I was there. What can I say that hasn’t already been said? It was a peak experience of my life. We knew the whole world was watching. The freeway off-ramp getting to it was backed up for miles. There were no cops anywhere. 500,000 people took care of themselves, listened to amazing music peacefully for three days, and there was no violence. Something to think about.
There’s sort of a belief now that the 60′s were all hippy-dippy and goofy. Not so. The 60′s were extremely violent. Cities burned. Multiple assassinations. Serious civil rights and antiwar protests. It also was the birth of feminism and environmentalism as major movements that eventually went mainstream.
Besides, what’s so funny about peace, love, and understanding?

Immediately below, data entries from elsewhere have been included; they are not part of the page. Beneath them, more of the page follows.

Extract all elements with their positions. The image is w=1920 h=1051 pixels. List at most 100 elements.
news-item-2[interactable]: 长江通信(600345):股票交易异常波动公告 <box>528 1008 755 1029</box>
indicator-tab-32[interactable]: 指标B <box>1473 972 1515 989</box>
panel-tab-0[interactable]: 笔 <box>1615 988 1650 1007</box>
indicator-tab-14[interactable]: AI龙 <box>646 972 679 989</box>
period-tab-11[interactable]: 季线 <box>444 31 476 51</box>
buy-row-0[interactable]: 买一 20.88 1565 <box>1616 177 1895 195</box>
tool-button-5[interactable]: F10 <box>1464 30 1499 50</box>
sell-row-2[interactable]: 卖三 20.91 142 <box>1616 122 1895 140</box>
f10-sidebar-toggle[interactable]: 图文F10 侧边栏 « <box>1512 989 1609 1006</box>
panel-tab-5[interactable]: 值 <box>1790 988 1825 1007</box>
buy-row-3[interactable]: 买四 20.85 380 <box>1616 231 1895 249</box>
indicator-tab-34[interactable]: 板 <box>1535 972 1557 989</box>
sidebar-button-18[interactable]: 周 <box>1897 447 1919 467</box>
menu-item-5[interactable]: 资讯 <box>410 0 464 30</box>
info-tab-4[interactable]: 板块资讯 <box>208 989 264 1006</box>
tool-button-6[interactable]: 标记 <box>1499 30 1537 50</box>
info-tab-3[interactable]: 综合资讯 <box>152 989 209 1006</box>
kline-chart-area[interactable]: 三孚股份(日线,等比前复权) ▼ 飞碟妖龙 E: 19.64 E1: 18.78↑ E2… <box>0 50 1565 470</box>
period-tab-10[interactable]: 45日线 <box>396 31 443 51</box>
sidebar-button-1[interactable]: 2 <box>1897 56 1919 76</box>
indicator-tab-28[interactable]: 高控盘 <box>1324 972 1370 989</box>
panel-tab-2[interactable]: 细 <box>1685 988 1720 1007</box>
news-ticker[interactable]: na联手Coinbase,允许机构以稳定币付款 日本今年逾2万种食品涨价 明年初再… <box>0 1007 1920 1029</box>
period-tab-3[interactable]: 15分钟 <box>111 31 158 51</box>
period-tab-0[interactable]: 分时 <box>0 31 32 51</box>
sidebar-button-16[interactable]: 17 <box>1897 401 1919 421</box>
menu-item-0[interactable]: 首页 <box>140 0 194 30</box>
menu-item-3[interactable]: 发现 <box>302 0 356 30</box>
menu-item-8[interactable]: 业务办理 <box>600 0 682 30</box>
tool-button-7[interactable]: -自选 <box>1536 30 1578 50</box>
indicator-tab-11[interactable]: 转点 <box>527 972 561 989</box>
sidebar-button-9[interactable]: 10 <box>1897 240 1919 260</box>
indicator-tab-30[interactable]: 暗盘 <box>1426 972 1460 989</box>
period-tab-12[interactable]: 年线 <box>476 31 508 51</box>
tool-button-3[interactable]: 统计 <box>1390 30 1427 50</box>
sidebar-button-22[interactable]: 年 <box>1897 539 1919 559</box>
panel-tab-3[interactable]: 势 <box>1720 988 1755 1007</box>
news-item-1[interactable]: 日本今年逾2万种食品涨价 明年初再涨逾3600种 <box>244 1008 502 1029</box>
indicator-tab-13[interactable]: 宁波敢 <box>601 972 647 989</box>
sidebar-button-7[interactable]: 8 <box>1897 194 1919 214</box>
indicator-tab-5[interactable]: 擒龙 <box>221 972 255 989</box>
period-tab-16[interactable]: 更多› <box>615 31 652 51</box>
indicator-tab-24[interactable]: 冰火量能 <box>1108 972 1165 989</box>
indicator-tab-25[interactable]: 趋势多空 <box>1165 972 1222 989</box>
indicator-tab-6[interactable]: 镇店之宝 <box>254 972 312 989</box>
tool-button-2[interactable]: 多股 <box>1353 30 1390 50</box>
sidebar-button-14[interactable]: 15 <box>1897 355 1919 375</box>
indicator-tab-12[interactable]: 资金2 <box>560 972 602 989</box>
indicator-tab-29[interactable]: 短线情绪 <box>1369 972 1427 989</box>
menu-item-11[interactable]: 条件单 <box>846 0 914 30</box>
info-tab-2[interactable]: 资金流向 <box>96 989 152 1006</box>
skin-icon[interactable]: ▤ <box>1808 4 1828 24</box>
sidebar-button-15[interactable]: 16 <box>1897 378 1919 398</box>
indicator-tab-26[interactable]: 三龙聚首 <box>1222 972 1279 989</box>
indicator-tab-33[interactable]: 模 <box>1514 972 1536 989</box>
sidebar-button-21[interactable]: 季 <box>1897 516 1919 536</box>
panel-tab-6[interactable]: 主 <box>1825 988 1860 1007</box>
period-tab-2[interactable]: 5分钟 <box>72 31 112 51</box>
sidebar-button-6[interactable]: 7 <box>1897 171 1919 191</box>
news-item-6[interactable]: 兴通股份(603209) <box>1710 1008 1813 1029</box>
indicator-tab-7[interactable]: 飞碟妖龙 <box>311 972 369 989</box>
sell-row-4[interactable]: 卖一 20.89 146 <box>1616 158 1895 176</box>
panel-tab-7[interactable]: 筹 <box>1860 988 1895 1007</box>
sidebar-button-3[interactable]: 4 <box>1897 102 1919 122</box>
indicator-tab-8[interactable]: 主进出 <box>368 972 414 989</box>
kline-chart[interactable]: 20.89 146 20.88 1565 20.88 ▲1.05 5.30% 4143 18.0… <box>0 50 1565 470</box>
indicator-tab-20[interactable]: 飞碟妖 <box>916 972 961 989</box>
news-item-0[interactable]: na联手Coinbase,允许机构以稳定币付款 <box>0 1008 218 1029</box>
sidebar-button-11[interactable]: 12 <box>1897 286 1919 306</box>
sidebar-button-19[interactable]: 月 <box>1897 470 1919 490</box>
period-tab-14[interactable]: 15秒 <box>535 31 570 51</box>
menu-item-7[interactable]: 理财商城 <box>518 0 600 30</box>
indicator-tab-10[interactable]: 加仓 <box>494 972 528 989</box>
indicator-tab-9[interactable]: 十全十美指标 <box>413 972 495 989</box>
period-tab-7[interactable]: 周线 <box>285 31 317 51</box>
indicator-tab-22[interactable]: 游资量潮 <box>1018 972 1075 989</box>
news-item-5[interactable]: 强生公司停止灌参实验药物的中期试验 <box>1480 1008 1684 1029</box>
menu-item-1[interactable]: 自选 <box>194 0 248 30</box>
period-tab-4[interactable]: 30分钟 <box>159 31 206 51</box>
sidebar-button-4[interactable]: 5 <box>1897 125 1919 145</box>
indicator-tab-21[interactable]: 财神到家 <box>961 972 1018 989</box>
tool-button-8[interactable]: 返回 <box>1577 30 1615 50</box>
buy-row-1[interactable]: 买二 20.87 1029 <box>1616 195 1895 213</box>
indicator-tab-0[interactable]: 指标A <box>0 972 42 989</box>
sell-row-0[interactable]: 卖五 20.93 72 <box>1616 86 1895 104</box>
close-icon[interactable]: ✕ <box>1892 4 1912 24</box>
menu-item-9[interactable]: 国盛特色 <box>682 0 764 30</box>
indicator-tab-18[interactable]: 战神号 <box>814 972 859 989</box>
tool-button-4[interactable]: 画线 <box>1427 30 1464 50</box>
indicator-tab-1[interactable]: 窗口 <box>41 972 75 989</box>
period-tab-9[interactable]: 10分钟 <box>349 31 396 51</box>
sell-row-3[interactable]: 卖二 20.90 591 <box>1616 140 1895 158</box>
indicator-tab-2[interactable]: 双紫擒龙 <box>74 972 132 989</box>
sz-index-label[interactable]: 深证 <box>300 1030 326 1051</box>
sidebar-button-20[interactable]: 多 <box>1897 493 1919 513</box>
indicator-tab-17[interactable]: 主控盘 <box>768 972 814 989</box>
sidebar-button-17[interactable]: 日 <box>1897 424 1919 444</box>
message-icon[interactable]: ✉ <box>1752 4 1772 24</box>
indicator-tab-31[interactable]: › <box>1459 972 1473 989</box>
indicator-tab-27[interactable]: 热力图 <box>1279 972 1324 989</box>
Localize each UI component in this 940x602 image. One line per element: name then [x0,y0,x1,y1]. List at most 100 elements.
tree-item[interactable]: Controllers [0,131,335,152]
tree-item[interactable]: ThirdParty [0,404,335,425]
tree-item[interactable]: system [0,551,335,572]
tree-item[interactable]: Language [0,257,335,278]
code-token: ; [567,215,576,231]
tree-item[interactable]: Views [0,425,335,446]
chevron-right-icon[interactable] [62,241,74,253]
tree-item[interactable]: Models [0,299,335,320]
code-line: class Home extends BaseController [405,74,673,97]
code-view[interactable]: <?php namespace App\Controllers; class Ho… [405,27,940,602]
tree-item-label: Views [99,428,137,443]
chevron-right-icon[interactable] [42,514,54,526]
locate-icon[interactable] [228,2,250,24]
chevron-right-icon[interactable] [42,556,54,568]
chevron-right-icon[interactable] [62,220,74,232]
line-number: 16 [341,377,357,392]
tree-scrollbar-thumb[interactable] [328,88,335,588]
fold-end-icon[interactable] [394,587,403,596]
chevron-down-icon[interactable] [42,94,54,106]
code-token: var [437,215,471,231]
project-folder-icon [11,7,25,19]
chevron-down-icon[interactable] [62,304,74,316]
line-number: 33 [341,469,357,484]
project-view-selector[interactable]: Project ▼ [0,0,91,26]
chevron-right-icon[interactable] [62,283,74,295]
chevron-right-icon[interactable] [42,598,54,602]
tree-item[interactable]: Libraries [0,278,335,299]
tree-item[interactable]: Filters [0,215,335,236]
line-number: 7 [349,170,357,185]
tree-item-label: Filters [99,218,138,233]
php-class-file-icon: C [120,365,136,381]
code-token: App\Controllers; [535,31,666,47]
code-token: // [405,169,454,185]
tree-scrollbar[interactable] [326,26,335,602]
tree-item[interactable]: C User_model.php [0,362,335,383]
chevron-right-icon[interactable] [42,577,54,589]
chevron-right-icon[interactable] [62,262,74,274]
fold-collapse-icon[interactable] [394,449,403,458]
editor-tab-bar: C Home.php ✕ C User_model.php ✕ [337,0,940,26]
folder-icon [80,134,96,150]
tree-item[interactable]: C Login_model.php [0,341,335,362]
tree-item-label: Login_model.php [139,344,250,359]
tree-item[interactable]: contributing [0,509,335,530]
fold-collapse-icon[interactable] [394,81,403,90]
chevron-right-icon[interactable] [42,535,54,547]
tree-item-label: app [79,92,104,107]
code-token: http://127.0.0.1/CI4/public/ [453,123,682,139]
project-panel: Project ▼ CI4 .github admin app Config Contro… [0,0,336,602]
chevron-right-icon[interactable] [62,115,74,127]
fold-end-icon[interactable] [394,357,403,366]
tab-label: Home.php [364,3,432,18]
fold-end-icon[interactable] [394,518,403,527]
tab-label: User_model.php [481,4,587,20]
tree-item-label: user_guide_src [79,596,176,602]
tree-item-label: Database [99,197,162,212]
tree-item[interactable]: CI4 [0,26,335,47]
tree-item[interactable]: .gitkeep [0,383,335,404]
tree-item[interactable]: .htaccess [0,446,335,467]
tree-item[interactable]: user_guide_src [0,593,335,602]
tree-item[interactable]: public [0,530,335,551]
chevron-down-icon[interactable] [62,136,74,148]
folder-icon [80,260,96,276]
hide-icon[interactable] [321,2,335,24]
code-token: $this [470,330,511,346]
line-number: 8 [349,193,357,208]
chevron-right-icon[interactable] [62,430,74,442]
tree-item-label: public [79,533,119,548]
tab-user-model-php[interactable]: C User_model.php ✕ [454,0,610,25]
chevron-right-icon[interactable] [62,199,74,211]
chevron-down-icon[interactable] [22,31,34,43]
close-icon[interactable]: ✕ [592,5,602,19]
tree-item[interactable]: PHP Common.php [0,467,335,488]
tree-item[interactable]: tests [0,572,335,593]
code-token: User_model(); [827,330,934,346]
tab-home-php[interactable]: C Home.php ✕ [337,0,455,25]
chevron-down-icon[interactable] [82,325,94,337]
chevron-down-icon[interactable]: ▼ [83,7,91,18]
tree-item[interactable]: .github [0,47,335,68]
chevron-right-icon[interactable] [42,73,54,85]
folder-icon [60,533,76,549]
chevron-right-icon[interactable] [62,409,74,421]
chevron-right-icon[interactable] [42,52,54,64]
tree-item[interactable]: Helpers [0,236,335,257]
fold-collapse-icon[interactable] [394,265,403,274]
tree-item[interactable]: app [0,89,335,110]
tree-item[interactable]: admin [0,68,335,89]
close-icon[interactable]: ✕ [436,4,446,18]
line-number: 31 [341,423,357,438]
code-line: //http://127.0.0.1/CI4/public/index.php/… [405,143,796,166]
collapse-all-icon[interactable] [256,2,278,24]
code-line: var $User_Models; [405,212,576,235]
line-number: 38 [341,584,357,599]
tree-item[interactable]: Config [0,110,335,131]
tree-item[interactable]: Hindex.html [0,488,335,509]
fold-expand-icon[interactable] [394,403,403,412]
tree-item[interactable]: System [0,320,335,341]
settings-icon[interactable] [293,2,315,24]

” …in the nineteen-sixties, apartheid was driven out of America. Legal segregation – Jim Crow – ended. We didn’t end racism, but we ended legal segregation. We ended the idea that you can send a million soldiers ten thousand miles away to fight in a war that people do not support. [well, sort of, now they outsource war as much as possible] We ended the idea that women are second-class citizens. Now, it doesn’t matter who sits in the Oval Office. But the big battles that were won in that period of civil war and strife you cannot reverse. We were young, we were reckless, arrogant, silly, headstrong – and we were right. I regret nothing.”